The fourth prong of the best interests test requires a determination that termination of parental rights will not do more harm than good to the child. K.H.O., supra, 161 N.J. at 354-55. "The question to be addressed . . . is whether, after considering and balancing the two relationships, the child will suffer a greater harm from the termination of ties with [her] natural parents than from the permanent disruption of [her] relationship with [her] foster parents." Id. at 355. "[W]here it is shown that the bond with foster parents is strong and, in comparison, the bond with the natural parent is not as strong, that evidence will satisfy the requirement of N.J.S.A. 30:4C-15.1(a)(4)[.]" Id. at 363.

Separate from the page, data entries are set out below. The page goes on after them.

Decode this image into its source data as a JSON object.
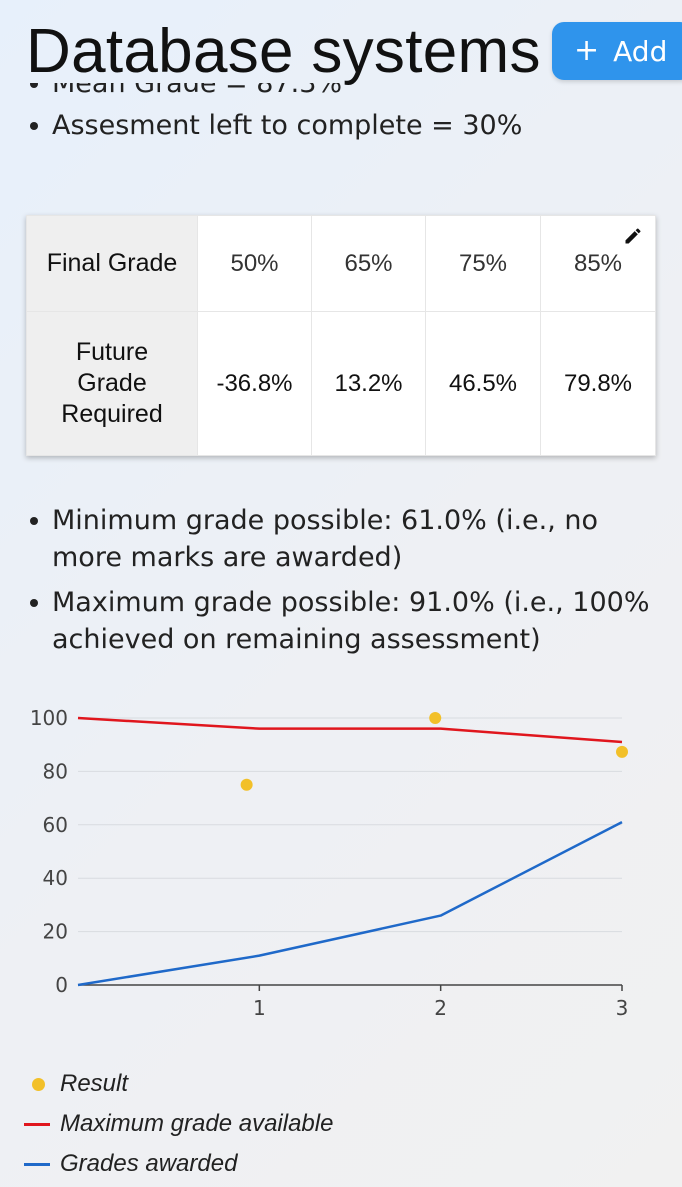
{
  "header": {
    "title": "Database systems",
    "add_label": "Add"
  },
  "stats": [
    "Mean Grade = 87.3%",
    "Assesment left to complete = 30%"
  ],
  "grade_table": {
    "final_label": "Final Grade",
    "future_label": "Future Grade Required",
    "finals": [
      "50%",
      "65%",
      "75%",
      "85%"
    ],
    "required": [
      "-36.8%",
      "13.2%",
      "46.5%",
      "79.8%"
    ]
  },
  "info": [
    "Minimum grade possible: 61.0% (i.e., no more marks are awarded)",
    "Maximum grade possible: 91.0% (i.e., 100% achieved on remaining assessment)"
  ],
  "colors": {
    "accent": "#2f94ec",
    "result": "#f2c029",
    "max_line": "#e0161d",
    "awarded_line": "#1f69c9"
  },
  "chart_data": {
    "type": "line",
    "xlim": [
      0,
      3
    ],
    "ylim": [
      0,
      100
    ],
    "x_ticks": [
      1,
      2,
      3
    ],
    "y_ticks": [
      0,
      20,
      40,
      60,
      80,
      100
    ],
    "grid": true,
    "legend_position": "bottom",
    "series": [
      {
        "name": "Result",
        "kind": "scatter",
        "color": "#f2c029",
        "x": [
          0.93,
          1.97,
          3
        ],
        "y": [
          75,
          100,
          87.3
        ]
      },
      {
        "name": "Maximum grade available",
        "kind": "line",
        "color": "#e0161d",
        "x": [
          0,
          1,
          2,
          3
        ],
        "y": [
          100,
          96,
          96,
          91
        ]
      },
      {
        "name": "Grades awarded",
        "kind": "line",
        "color": "#1f69c9",
        "x": [
          0,
          1,
          2,
          3
        ],
        "y": [
          0,
          11,
          26,
          61
        ]
      }
    ]
  }
}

Judge Baxter credited Dr. Jeffrey's testimony regarding the bonding evaluations and found that Yolanda has an "insecure attachment" to Monica and did not regard Monica as a parental authority. By contrast, the judge found that Yolanda had a stronger bond with her foster parent and viewed her as a secure parental authority. Moreover, the judge determined that "the relationship the foster parent had established with [Yolanda] would provide [Yolanda] with the necessary resources to be able to handle any sense of loss she might experience from the termination of [Monica's] parental rights." Like Judge Baxter, we are convinced that Monica is unable to provide the stable and permanent home that Yolanda so desperately needs. We therefore conclude that there is sufficient evidence in the record to support Judge Baxter's finding that termination of Monica's parental rights to Yolanda will not cause the child more harm than good.

Affirmed.

1 In light of the sensitive issues involved, we refer to all parties by fictitious names. R. 1:38-3(d).


2 On June 29, 2012, the Governor signed into law A-3101, reorganizing the Department of Children and Families. The Division of Youth and Family Services was renamed and is now known as the Division of Child Protection and Permanency. L. 2012, c. 16, eff. June 29, 2012 (amending N.J.S.A. 9:3A-10b).

3 The order also terminated the parental rights of R.T.J, Yolanda's biological father. The court declared him in default, finding that he had not appeared at trial and had expressed no interest in the child. The court also found that R.T.J abandoned Yolanda, whom he had not seen since she was four months old. He has not appealed those determinations.


4 Monica is the biological mother of nine children, seven of whom are not in her custody. Her parental rights were terminated for five of those children, and the court granted custody of the other two children to their respective fathers.

5 On January 13, 2011, the Division noted that Anne had been placed at the Children's Specialized Hospital pending a permanent placement at a long-term care facility, as she required the use of ventilators and feeding tubes and would need life-long specialized care.

6 SERV is a program that provided counseling services to Monica to address her anxiety and post-traumatic stress disorder.